Para reiterar a posição revolucionária de ambos os autores, vale destacar que a chave de tal consiga, como já demonstramos, era criar as condições favoráveis para a passagem da luta defensiva para o contra-ataque, ou seja, para o momento em que, desenvolvido mecanismos de auto-organização da classe trabalhadora, a luta passasse do campo democrático, ao qual fazia parte a Constituinte, para a luta pela tomada do poder.

Contudo, a fim de fazer avançar a consciência dos trabalhadores, a Constituinte também estabelece, como o exemplo russo tomado por Gramsci, “as condições novas em que a burguesia e o proletariado devem prosseguir a luta de classes, até quando a realidade econômica se trone tal que permita o advento do socialismo” (GRAMSCI, 1917, tradução nossa), ou seja, a “revolução proletária” na qual desembocava toda a elaboração das consignas democrático-radicais trabalhadas por Trótski e Gramsci.

REFERÊNCIAS

A. Lisa, Memorie. In carcere con Gramsci, Milão, Feltrinelli, 1971, p. 81-90

ALBAMONTE, Emilio; MAIELLO, Matias. Estratégia socialista e arte militar. 1. Ed. São Paulo: Edições Iskra, 2020.

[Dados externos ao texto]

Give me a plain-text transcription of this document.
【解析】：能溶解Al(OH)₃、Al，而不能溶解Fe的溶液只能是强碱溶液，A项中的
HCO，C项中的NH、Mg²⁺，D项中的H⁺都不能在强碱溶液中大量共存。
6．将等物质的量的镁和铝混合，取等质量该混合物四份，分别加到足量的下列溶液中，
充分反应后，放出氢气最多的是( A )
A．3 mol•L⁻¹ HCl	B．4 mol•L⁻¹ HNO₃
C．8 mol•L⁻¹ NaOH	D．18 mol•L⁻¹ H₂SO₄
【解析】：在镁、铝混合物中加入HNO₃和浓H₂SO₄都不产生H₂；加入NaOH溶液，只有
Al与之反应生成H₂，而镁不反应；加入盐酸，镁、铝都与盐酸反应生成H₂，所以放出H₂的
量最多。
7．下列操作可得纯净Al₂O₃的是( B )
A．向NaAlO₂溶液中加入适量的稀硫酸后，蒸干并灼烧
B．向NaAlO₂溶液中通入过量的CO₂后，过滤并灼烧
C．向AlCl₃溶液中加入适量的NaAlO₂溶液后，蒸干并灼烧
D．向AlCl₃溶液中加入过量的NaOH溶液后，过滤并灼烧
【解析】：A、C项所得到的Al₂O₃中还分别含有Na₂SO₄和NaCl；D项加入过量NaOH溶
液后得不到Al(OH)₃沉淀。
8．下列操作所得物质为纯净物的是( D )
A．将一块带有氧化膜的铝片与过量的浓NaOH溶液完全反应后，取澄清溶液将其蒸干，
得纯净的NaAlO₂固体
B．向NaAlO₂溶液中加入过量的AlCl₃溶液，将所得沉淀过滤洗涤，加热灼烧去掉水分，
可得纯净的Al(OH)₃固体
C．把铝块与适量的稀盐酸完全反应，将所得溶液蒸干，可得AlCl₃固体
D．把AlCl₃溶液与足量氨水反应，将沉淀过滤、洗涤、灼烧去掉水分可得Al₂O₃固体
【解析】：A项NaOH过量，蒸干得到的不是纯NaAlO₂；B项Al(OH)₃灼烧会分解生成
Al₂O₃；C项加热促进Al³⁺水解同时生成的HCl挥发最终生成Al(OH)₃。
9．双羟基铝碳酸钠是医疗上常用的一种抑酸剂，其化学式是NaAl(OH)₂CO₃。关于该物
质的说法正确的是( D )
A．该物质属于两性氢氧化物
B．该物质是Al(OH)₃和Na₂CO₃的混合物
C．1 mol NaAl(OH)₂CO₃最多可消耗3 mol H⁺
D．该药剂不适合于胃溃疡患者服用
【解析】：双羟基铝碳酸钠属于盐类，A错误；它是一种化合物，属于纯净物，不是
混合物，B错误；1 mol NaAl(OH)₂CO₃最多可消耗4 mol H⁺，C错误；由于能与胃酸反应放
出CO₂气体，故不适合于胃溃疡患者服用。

GRAMSCI, Antonio. Cadernos do cárcere, vol. 1, edição de Carlos Nelson Coutinho. Rio de Janeiro: Civilização Brasileira, 1999.

GRAMSCI, Antonio. “Di chi è la colpa?”, Il Grido del popolo, 17 nov.1917.

VACCA, Giuseppe. Vida e pensamento de Antonio Gramsci 1926- 1937. 1. Ed. Rio de Janeiro: Contraponto Editora LTDA, 2012.